Ensuite, en se faisant accompagner par des candidats « motards » dans une volonté manifeste de donner à cette élection sans véritable enjeu, le visage d'un simulacre de pluralisme démocratique. C'est dire si avant même le début de la compétition électorale, les dés sont déjà pipés. Et le vainqueur est connu d'avance. Dans ces conditions, avait-on encore besoin, dans le fond, d'organiser un vote ?

Autrement dit, pourquoi encore un scrutin et pour quoi ? La question a d'autant plus tout son sens que tout, dans le comportement du Maréchal-président qui se particularise par un autoritarisme à la limite de la dictature, indique sa volonté irrépressible de se maintenir au pouvoir par tous les moyens. C'est pourquoi il est permis de penser qu'il n'organise pas ces élections pour les perdre et que sa réélection ne fait pas l'ombre d'un doute.

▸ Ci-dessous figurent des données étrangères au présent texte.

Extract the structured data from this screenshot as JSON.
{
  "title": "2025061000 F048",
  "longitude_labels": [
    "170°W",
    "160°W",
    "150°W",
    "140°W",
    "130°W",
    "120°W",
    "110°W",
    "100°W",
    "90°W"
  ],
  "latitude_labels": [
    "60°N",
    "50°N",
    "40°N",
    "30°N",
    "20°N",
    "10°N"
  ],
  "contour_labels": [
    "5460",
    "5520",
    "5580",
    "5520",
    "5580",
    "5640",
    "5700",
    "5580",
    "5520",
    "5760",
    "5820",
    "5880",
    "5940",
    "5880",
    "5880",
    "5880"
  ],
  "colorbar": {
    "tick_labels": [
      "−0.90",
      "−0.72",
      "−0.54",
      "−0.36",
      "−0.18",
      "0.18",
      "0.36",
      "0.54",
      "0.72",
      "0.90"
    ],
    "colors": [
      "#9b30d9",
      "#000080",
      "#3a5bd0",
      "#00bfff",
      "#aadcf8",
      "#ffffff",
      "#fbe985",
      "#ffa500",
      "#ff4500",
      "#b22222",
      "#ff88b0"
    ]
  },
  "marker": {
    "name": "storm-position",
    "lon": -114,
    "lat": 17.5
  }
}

Comment peut-il en être autrement quand on sait que l'homme fort d'Egypte n'est pas loin de se comporter en véritable Néron des temps modernes, qui mène son pays de main de maître, et qui a travaillé à tailler à sa mesure, la Constitution de son pays en vue de s'assurer la plus grande longévité au pouvoir en Egypte ? On en veut pour preuve, la modification de la Constitution à laquelle il a procédé au lendemain de sa réélection contestée en 2018.

Une révision constitutionnelle augmentant non seulement significativement les pouvoirs déjà importants du président, mais aussi allongeant le mandat présidentiel de quatre à six ans, malgré une clause interdisant toute modification de la durée et du nombre de mandats. Et ce n'est pas tout. Puisque non seulement son mandat en cours s'en est trouvé prolongé de deux ans, mais aussi et surtout, cette révision de la loi fondamentale permet exceptionnellement au président Al-Sissi d'effectuer un troisième mandat malgré la clause limitative à deux.

Autant dire que le scrutin à venir n'a d'autre but que de remplir les formalités pour le Maréchal Al-Sissi qui, aux termes de la nouvelle loi, s'est ouvert une brèche d'éligibilité jusqu'en 2030. C'est pourquoi, avec un président qui montre un tel attachement au pouvoir et qui n'aura pas lésiné sur les moyens pour écarter ses adversaires les plus farouches, on est fondé à croire que le scrutin est plié d'avance.

Enlevant toute saveur au vote qui ne mobilisera les électeurs que pour la forme. Dans ces conditions, ne valait-il pas mieux faire l'économie de cette élection pour consacrer les fonds à d'autres priorités ? La question est d'autant moins saugrenue que le pays est aujourd'hui au bord du gouffre, avec une grave crise économique sur fond d'inflation galopante, qui se présente comme le véritable défi pour le Maréchal Al-Sissi.

La question économique apparaît de loin comme le principal enjeu de cette élection

Une détérioration accélérée d'une économie sous perfusion, qui ne met pas le pays à l'abri d'une explosion sociale. C'est dire si avec un pouvoir d'achat des populations continuellement en baisse, la question économique apparaît de loin comme le principal enjeu de cette élection dans un pays où les 2/3 de la population vivent sous, ou juste au-dessus du seuil de pauvreté.

En tout état de cause, autant la victoire paraît assurée pour le Maréchal Al-Sissi, autant on peut se demander quel sera le taux de participation et surtout, ce qu'il fera de son prochain mandat qui ne s'annonce déjà pas comme une sinécure. En rappel, le mode de scrutin est le scrutin uninominal majoritaire à deux tours, avec le second tour qui se joue entre les deux candidats arrivés en tête au premier tour, au cas où aucun des candidats ne recueille la majorité absolue des suffrages exprimés.